“Andre, my co-founder is in town and we want to discuss a particular business idea with you. Can you make it out here tomorrow morning?”
I paused for a moment, wondering what this “particular business idea” might be. "Hopefully it will have nothing to do with the current audit, as we’re on the brink of issuing our report," I thought. “Absolutely, do you want to share more details or have me prepare something?” I asked, growing more curious.
“We are launching a blockchain project to improve tracking and payments on our SaaS product … and we’re hoping you have expertise to help us in this area…”
This was one of many experiences that quickly made me realize that blockchain and distributed ledger technology is not something that may impact our clients in the distant future, but a technology some are already incorporating, investing in or at least experimenting with in some form.
If you’re still thinking that blockchain and cryptocurrency are only used to acquire illicit goods on the deep web, you may want to bring yourself up to speed with current developments. I would like to draw your attention to just three key reasons why we decided to build a digital asset practice in a challenging and evolving regulatory environment across all major service lines to help our clients with their needs in this rapidly-growing space of digital assets, blockchain and distributed ledger technology.
1. Blockchain is fundamentally an accounting technology.

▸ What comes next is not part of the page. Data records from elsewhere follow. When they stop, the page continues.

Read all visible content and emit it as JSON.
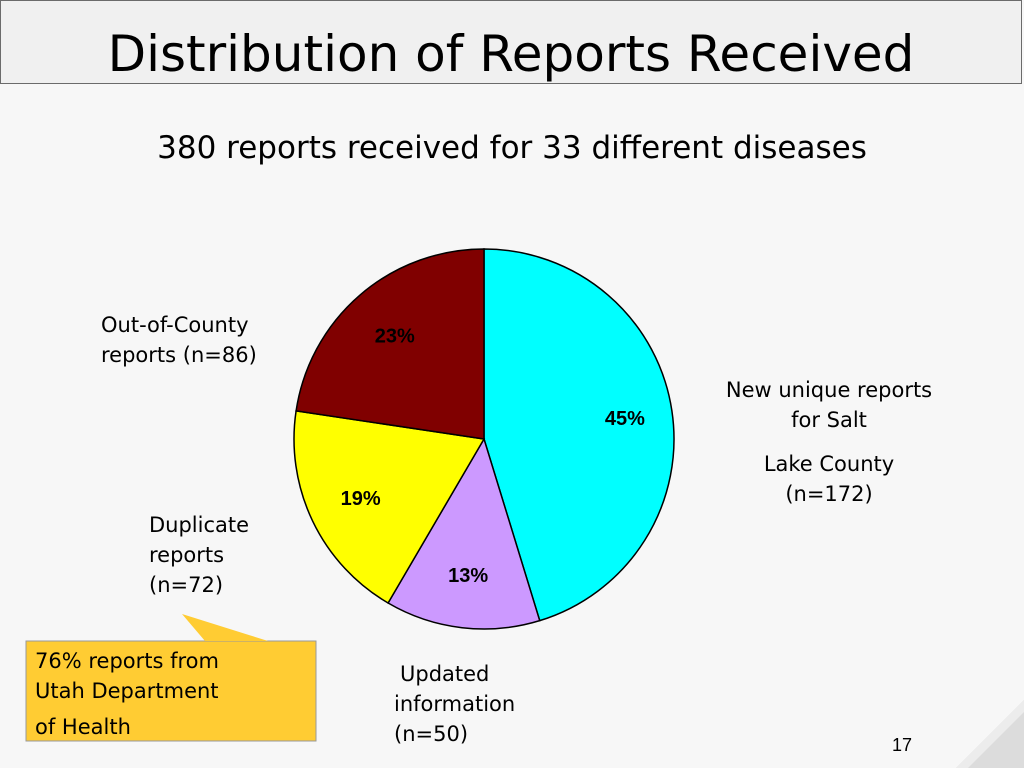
{
  "slide": {
    "title": "Distribution of Reports Received",
    "subtitle": "380 reports received for 33 different diseases",
    "page_number": "17"
  },
  "chart_data": {
    "type": "pie",
    "categories": [
      "New unique reports for Salt Lake County (n=172)",
      "Updated information (n=50)",
      "Duplicate reports (n=72)",
      "Out-of-County reports (n=86)"
    ],
    "values": [
      172,
      50,
      72,
      86
    ],
    "percent_labels": [
      "45%",
      "13%",
      "19%",
      "23%"
    ],
    "colors": [
      "#00ffff",
      "#cc99ff",
      "#ffff00",
      "#800000"
    ],
    "labels": [
      {
        "lines": [
          "New unique reports",
          "for Salt",
          "Lake County",
          "(n=172)"
        ]
      },
      {
        "lines": [
          "Updated",
          "information",
          "(n=50)"
        ]
      },
      {
        "lines": [
          "Duplicate",
          "reports",
          "(n=72)"
        ]
      },
      {
        "lines": [
          "Out-of-County",
          "reports (n=86)"
        ]
      }
    ]
  },
  "callout": {
    "lines": [
      "76% reports from",
      "Utah Department",
      "of Health"
    ],
    "color": "#ffcc33"
  }
}
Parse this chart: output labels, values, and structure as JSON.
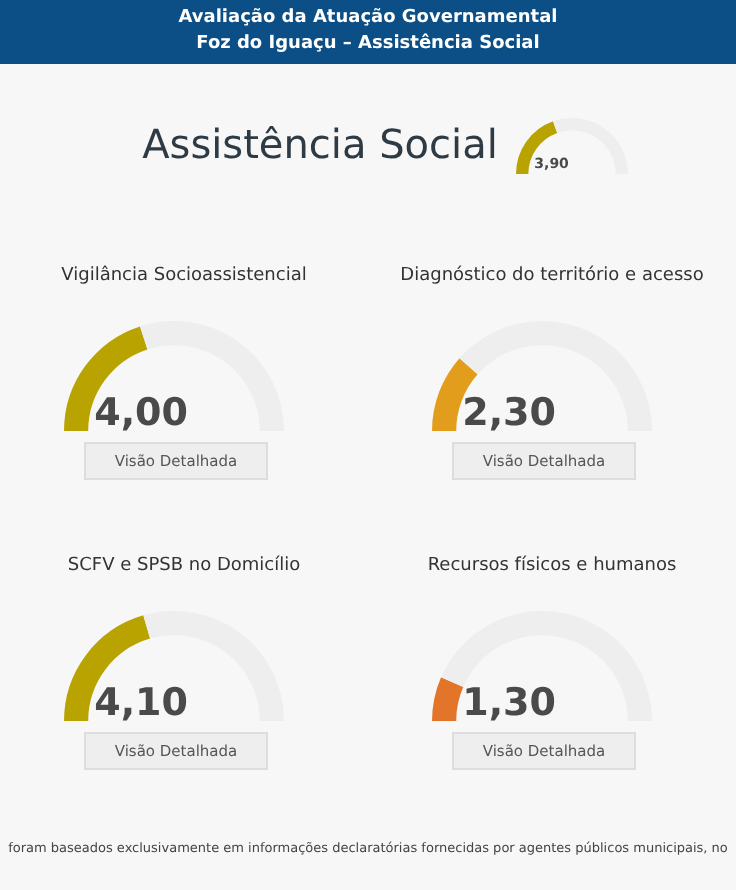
{
  "chart_data": [
    {
      "type": "donut",
      "title": "Assistência Social",
      "categories": [
        null,
        null
      ],
      "values": [
        3.9,
        6.1
      ],
      "value_labels": [
        "3,90",
        null
      ],
      "colors": [
        "#b8a300",
        "#eeeeee"
      ],
      "annotations": [
        "Avaliação da Atuação Governamental",
        "Foz do Iguaçu – Assistência Social",
        "foram baseados exclusivamente em informações declaratórias fornecidas por agentes públicos municipais, no"
      ]
    },
    {
      "type": "donut",
      "title": "Vigilância Socioassistencial",
      "categories": [
        null,
        null
      ],
      "values": [
        4.0,
        6.0
      ],
      "value_labels": [
        "4,00",
        null
      ],
      "colors": [
        "#b8a300",
        "#eeeeee"
      ],
      "annotations": [
        "Visão Detalhada"
      ]
    },
    {
      "type": "donut",
      "title": "Diagnóstico do território e acesso",
      "categories": [
        null,
        null
      ],
      "values": [
        2.3,
        7.7
      ],
      "value_labels": [
        "2,30",
        null
      ],
      "colors": [
        "#e39d1c",
        "#eeeeee"
      ],
      "annotations": [
        "Visão Detalhada"
      ]
    },
    {
      "type": "donut",
      "title": "SCFV e SPSB no Domicílio",
      "categories": [
        null,
        null
      ],
      "values": [
        4.1,
        5.9
      ],
      "value_labels": [
        "4,10",
        null
      ],
      "colors": [
        "#b8a300",
        "#eeeeee"
      ],
      "annotations": [
        "Visão Detalhada"
      ]
    },
    {
      "type": "donut",
      "title": "Recursos físicos e humanos",
      "categories": [
        null,
        null
      ],
      "values": [
        1.3,
        8.7
      ],
      "value_labels": [
        "1,30",
        null
      ],
      "colors": [
        "#e3752a",
        "#eeeeee"
      ],
      "annotations": [
        "Visão Detalhada"
      ]
    }
  ]
}
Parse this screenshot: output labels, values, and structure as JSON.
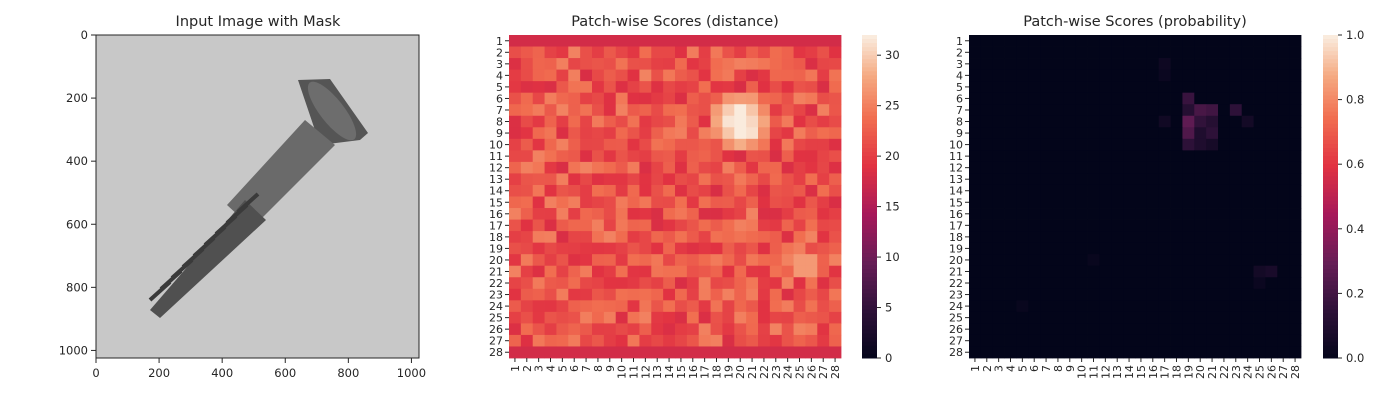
{
  "figure": {
    "panels": [
      {
        "title": "Input Image with Mask"
      },
      {
        "title": "Patch-wise Scores (distance)"
      },
      {
        "title": "Patch-wise Scores (probability)"
      }
    ]
  },
  "chart_data": [
    {
      "type": "image",
      "title": "Input Image with Mask",
      "image_description_color": "#c8c8c8",
      "x_ticks": [
        0,
        200,
        400,
        600,
        800,
        1000
      ],
      "y_ticks": [
        0,
        200,
        400,
        600,
        800,
        1000
      ],
      "xlim": [
        0,
        1024
      ],
      "ylim": [
        1024,
        0
      ]
    },
    {
      "type": "heatmap",
      "title": "Patch-wise Scores (distance)",
      "rows": 28,
      "cols": 28,
      "x_tick_labels": [
        "1",
        "2",
        "3",
        "4",
        "5",
        "6",
        "7",
        "8",
        "9",
        "10",
        "11",
        "12",
        "13",
        "14",
        "15",
        "16",
        "17",
        "18",
        "19",
        "20",
        "21",
        "22",
        "23",
        "24",
        "25",
        "26",
        "27",
        "28"
      ],
      "y_tick_labels": [
        "1",
        "2",
        "3",
        "4",
        "5",
        "6",
        "7",
        "8",
        "9",
        "10",
        "11",
        "12",
        "13",
        "14",
        "15",
        "16",
        "17",
        "18",
        "19",
        "20",
        "21",
        "22",
        "23",
        "24",
        "25",
        "26",
        "27",
        "28"
      ],
      "colorbar": {
        "min": 0,
        "max": 32,
        "ticks": [
          0,
          5,
          10,
          15,
          20,
          25,
          30
        ]
      },
      "colormap": "rocket",
      "values_summary": {
        "baseline": 22,
        "hotspot_rows": [
          6,
          10
        ],
        "hotspot_cols": [
          18,
          22
        ],
        "hotspot_peak": 32,
        "secondary_hotspot": {
          "rows": [
            20,
            21
          ],
          "cols": [
            25,
            26
          ],
          "value": 27
        }
      }
    },
    {
      "type": "heatmap",
      "title": "Patch-wise Scores (probability)",
      "rows": 28,
      "cols": 28,
      "x_tick_labels": [
        "1",
        "2",
        "3",
        "4",
        "5",
        "6",
        "7",
        "8",
        "9",
        "10",
        "11",
        "12",
        "13",
        "14",
        "15",
        "16",
        "17",
        "18",
        "19",
        "20",
        "21",
        "22",
        "23",
        "24",
        "25",
        "26",
        "27",
        "28"
      ],
      "y_tick_labels": [
        "1",
        "2",
        "3",
        "4",
        "5",
        "6",
        "7",
        "8",
        "9",
        "10",
        "11",
        "12",
        "13",
        "14",
        "15",
        "16",
        "17",
        "18",
        "19",
        "20",
        "21",
        "22",
        "23",
        "24",
        "25",
        "26",
        "27",
        "28"
      ],
      "colorbar": {
        "min": 0.0,
        "max": 1.0,
        "ticks": [
          "0.0",
          "0.2",
          "0.4",
          "0.6",
          "0.8",
          "1.0"
        ]
      },
      "colormap": "rocket",
      "values_summary": {
        "baseline": 0.0,
        "cells": [
          {
            "row": 6,
            "col": 19,
            "value": 0.18
          },
          {
            "row": 7,
            "col": 19,
            "value": 0.12
          },
          {
            "row": 7,
            "col": 20,
            "value": 0.22
          },
          {
            "row": 7,
            "col": 21,
            "value": 0.2
          },
          {
            "row": 7,
            "col": 23,
            "value": 0.15
          },
          {
            "row": 8,
            "col": 19,
            "value": 0.28
          },
          {
            "row": 8,
            "col": 20,
            "value": 0.16
          },
          {
            "row": 8,
            "col": 21,
            "value": 0.12
          },
          {
            "row": 8,
            "col": 24,
            "value": 0.06
          },
          {
            "row": 8,
            "col": 17,
            "value": 0.05
          },
          {
            "row": 9,
            "col": 19,
            "value": 0.24
          },
          {
            "row": 9,
            "col": 20,
            "value": 0.1
          },
          {
            "row": 9,
            "col": 21,
            "value": 0.15
          },
          {
            "row": 10,
            "col": 19,
            "value": 0.15
          },
          {
            "row": 10,
            "col": 20,
            "value": 0.1
          },
          {
            "row": 10,
            "col": 21,
            "value": 0.07
          },
          {
            "row": 3,
            "col": 17,
            "value": 0.04
          },
          {
            "row": 4,
            "col": 17,
            "value": 0.03
          },
          {
            "row": 21,
            "col": 25,
            "value": 0.06
          },
          {
            "row": 21,
            "col": 26,
            "value": 0.08
          },
          {
            "row": 22,
            "col": 25,
            "value": 0.03
          },
          {
            "row": 20,
            "col": 11,
            "value": 0.02
          },
          {
            "row": 24,
            "col": 5,
            "value": 0.02
          }
        ]
      }
    }
  ]
}
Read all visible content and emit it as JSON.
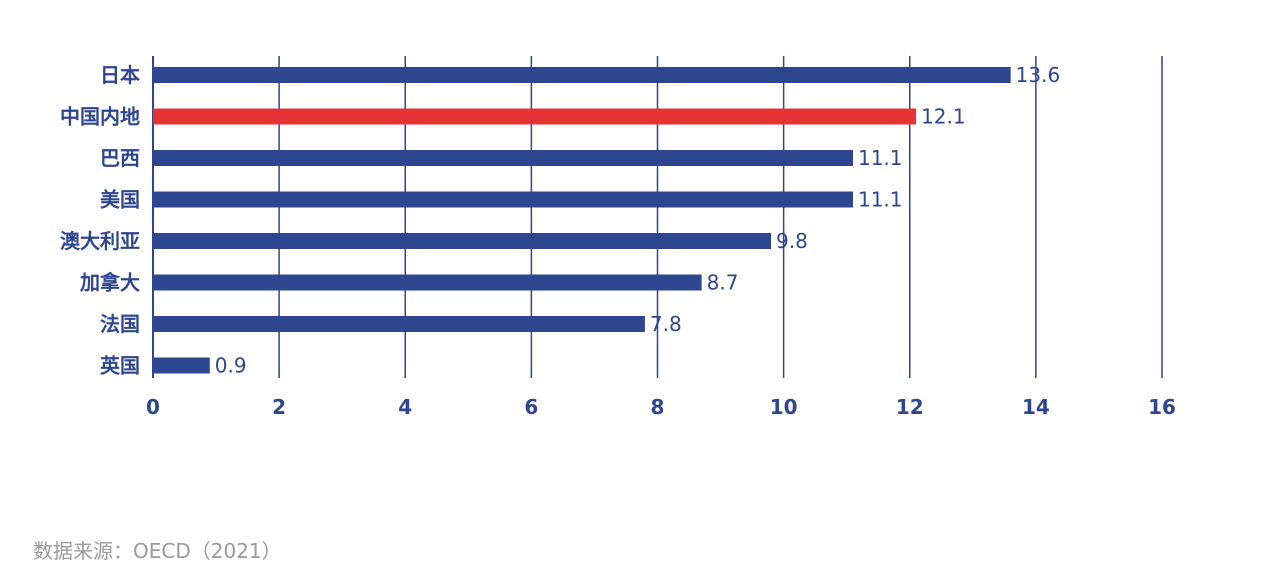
{
  "chart_data": {
    "type": "bar",
    "orientation": "horizontal",
    "categories": [
      "日本",
      "中国内地",
      "巴西",
      "美国",
      "澳大利亚",
      "加拿大",
      "法国",
      "英国"
    ],
    "values": [
      13.6,
      12.1,
      11.1,
      11.1,
      9.8,
      8.7,
      7.8,
      0.9
    ],
    "value_labels": [
      "13.6",
      "12.1",
      "11.1",
      "11.1",
      "9.8",
      "8.7",
      "7.8",
      "0.9"
    ],
    "highlight_category": "中国内地",
    "xlim": [
      0,
      16
    ],
    "xticks": [
      0,
      2,
      4,
      6,
      8,
      10,
      12,
      14,
      16
    ],
    "xtick_labels": [
      "0",
      "2",
      "4",
      "6",
      "8",
      "10",
      "12",
      "14",
      "16"
    ],
    "title": "",
    "xlabel": "",
    "ylabel": "",
    "grid": "vertical",
    "legend": "none",
    "colors": {
      "bar": "#2e4590",
      "highlight": "#e63333",
      "grid": "#2e4590",
      "text": "#2e4590",
      "source_text": "#9a9a9a"
    }
  },
  "source_note": "数据来源：OECD（2021）"
}
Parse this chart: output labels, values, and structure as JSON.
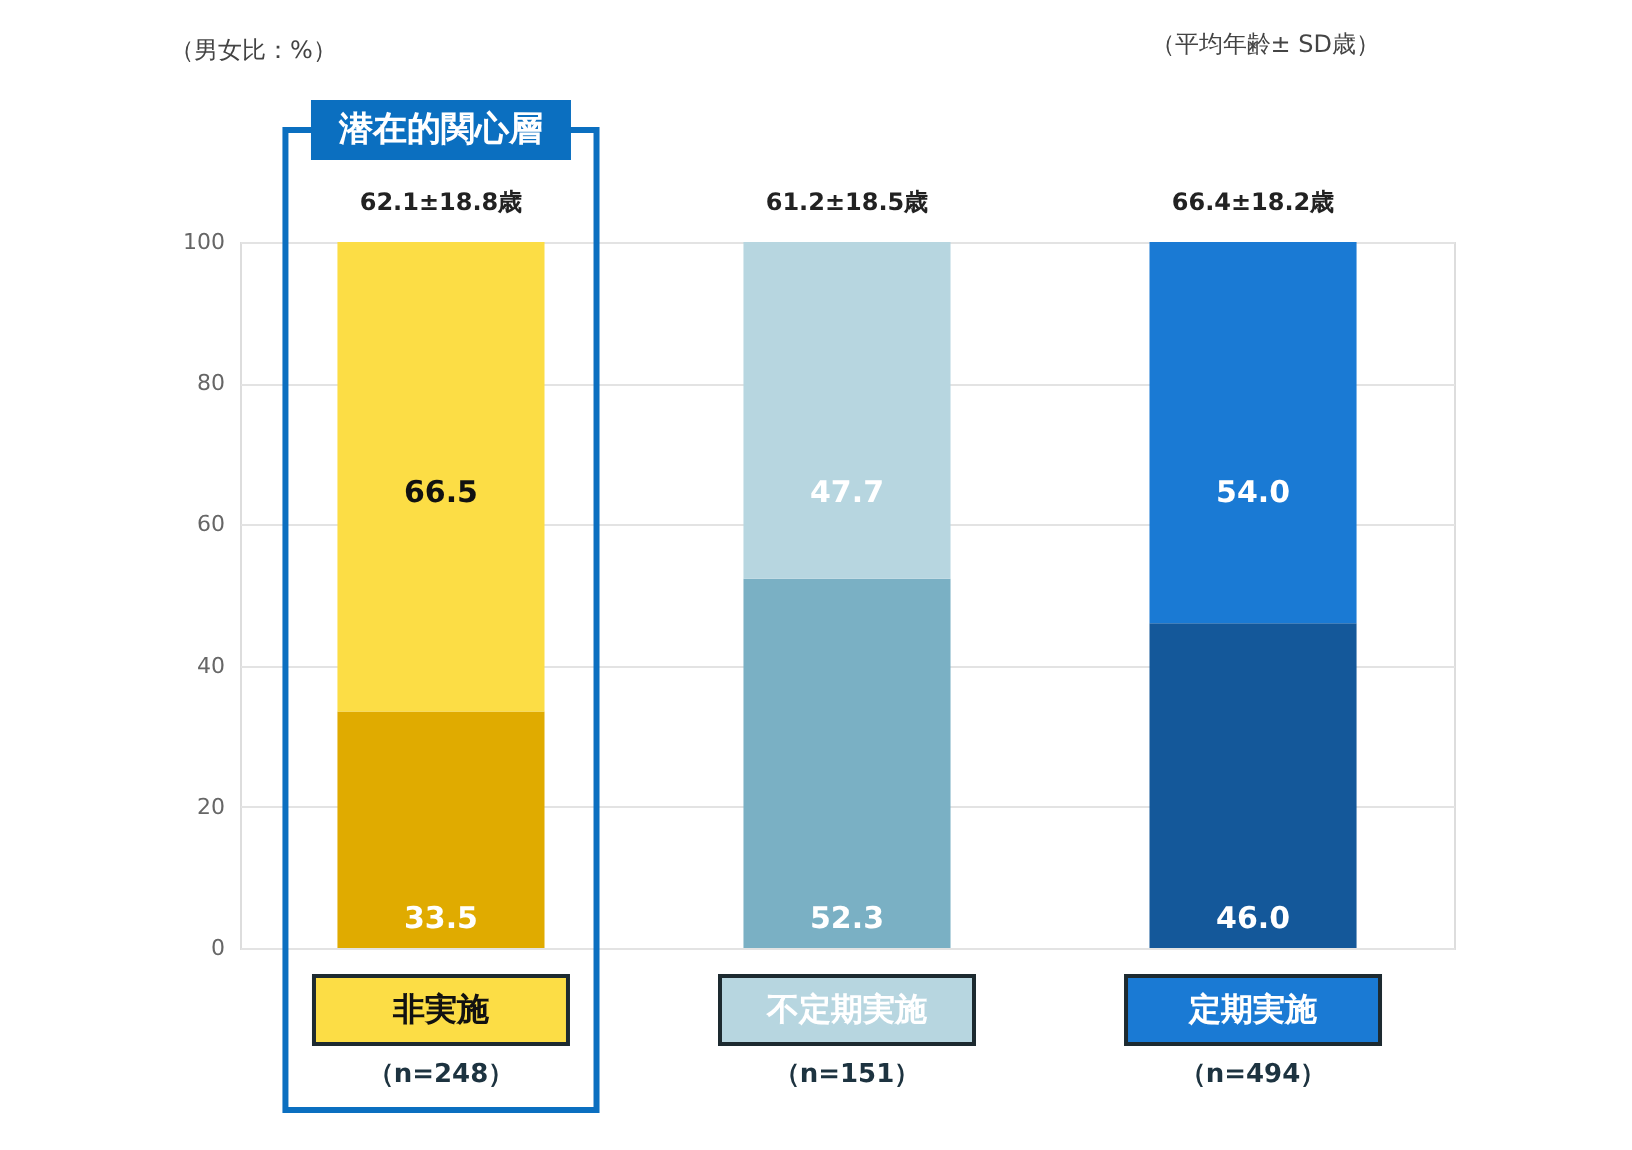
{
  "chart_data": {
    "type": "bar",
    "stacked": true,
    "categories": [
      "非実施",
      "不定期実施",
      "定期実施"
    ],
    "series": [
      {
        "colors": [
          "#e0ab00",
          "#7ab0c4",
          "#14589a"
        ],
        "values": [
          33.5,
          52.3,
          46.0
        ],
        "value_labels": [
          "33.5",
          "52.3",
          "46.0"
        ]
      },
      {
        "colors": [
          "#fcdd45",
          "#b7d6e0",
          "#1a7ad4"
        ],
        "values": [
          66.5,
          47.7,
          54.0
        ],
        "value_labels": [
          "66.5",
          "47.7",
          "54.0"
        ]
      }
    ],
    "ylim": [
      0,
      100
    ],
    "yticks": [
      0,
      20,
      40,
      60,
      80,
      100
    ],
    "grid": "y",
    "annotations": [
      {
        "text": "62.1±18.8歳",
        "x": "非実施",
        "y": 100
      },
      {
        "text": "61.2±18.5歳",
        "x": "不定期実施",
        "y": 100
      },
      {
        "text": "66.4±18.2歳",
        "x": "定期実施",
        "y": 100
      },
      "（男女比：%）",
      "（平均年齢± SD歳）",
      "潜在的関心層",
      "（n=248）",
      "（n=151）",
      "（n=494）"
    ]
  }
}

As accountants, we concern ourselves with the recording, measurement and communication of transactions. Blockchain is essentially a type of ledger implementation that concerns itself with the recording, transfer and ownership of assets. Did I mention this is an accounting technology?
As accountants and auditors, we spend significant amounts of time and cost around the reconciliation, maintenance and verification of data on ledgers. Various implementations of blockchain technology and other types of distributed ledger platforms across industry verticals are being tested with the aim of improving the integrity of data and reducing friction and costs around the maintenance and synchronization of ledgers.
If any profession should be paying close attention, it’s the accounting profession. In fact, I would encourage more than just attention, but active participation and leadership. Accountants are already in a position of technical and business knowledge that places them in a good position from which to contribute and influence the role these technologies will play in our own industry and those of our clients.
2. The role and focus of the accountant will change. No, blockchain will not eliminate the role of the accountant or auditor -- much to the dismay and wishful utopia of many. However, it may also be foolish to think it will have no impact either. For example, blockchain presents the opportunity to significantly reduce the cost of verification and thereby lends itself very well to the occurrence, existence and rights and obligation of transactions and balances. However, blockchain seems not so well-suited around judgmental areas such as the valuation and impairment considerations of a building or the recoverability assessment of accounts receivable, for example.
With accountants and auditors spending less time reconciling ledgers and verifying transactions and balances, more time can be spent on judgmental areas, advisory and new areas introduced through the incorporation of blockchain technology. New areas that are fast becoming of primary focus to auditors include internal controls around private key management of self-custody clients, gaining assurance over the ownership and completeness of digital assets that may exist on many blockchains, and controls around input accuracy, especially in a supply chain environment (i.e., the garbage-in-garbage-out principle).
3. The future of the profession will require new skillsets. I don’t think accountants will need to start learning programming languages anytime soon, but I do think they will need a solid grasp of the various types of blockchains and distributed ledger implementations, including the risks and trade-offs that these various systems present. In my view, soon all newly-qualified accountants will not have graduated without a blockchain, distributed ledger technology and digital assets course baked in as part and parcel of the standard curriculum for any professional accountant globally. We are already seeing the beginnings of this, but I think the prominence of it will only continue to increase.
Millennials, love or hate them, are fast becoming the largest demographic in the workforce. Various studies have shown that millennials also show a strong propensity towards cryptocurrency and, therewith, in a sense a willingness to replace institutional trust with cryptographic trust, especially in the wake of the 2008 financial crisis. Building a digital asset practice may also prove to be an attractive recruitment incentive for millennials and younger generations that want to be part of a modern firm, a firm that does more than just stay abreast of technological advancements, but shows how they are embracing disruptive technologies that is increasingly playing a key role in shaping the future they live in.
These are just a few of the reasons I think it’s rather a matter of when and not if an accounting firm should be building their own digital asset practice. The question is not whether we will come to know and use the technology. The question is whether we as accountants will step up, lead and partner with blockchain specialists and other stakeholders in the digital asset ecosystem to develop new services and help shape the role and standards these technologies will have in the future.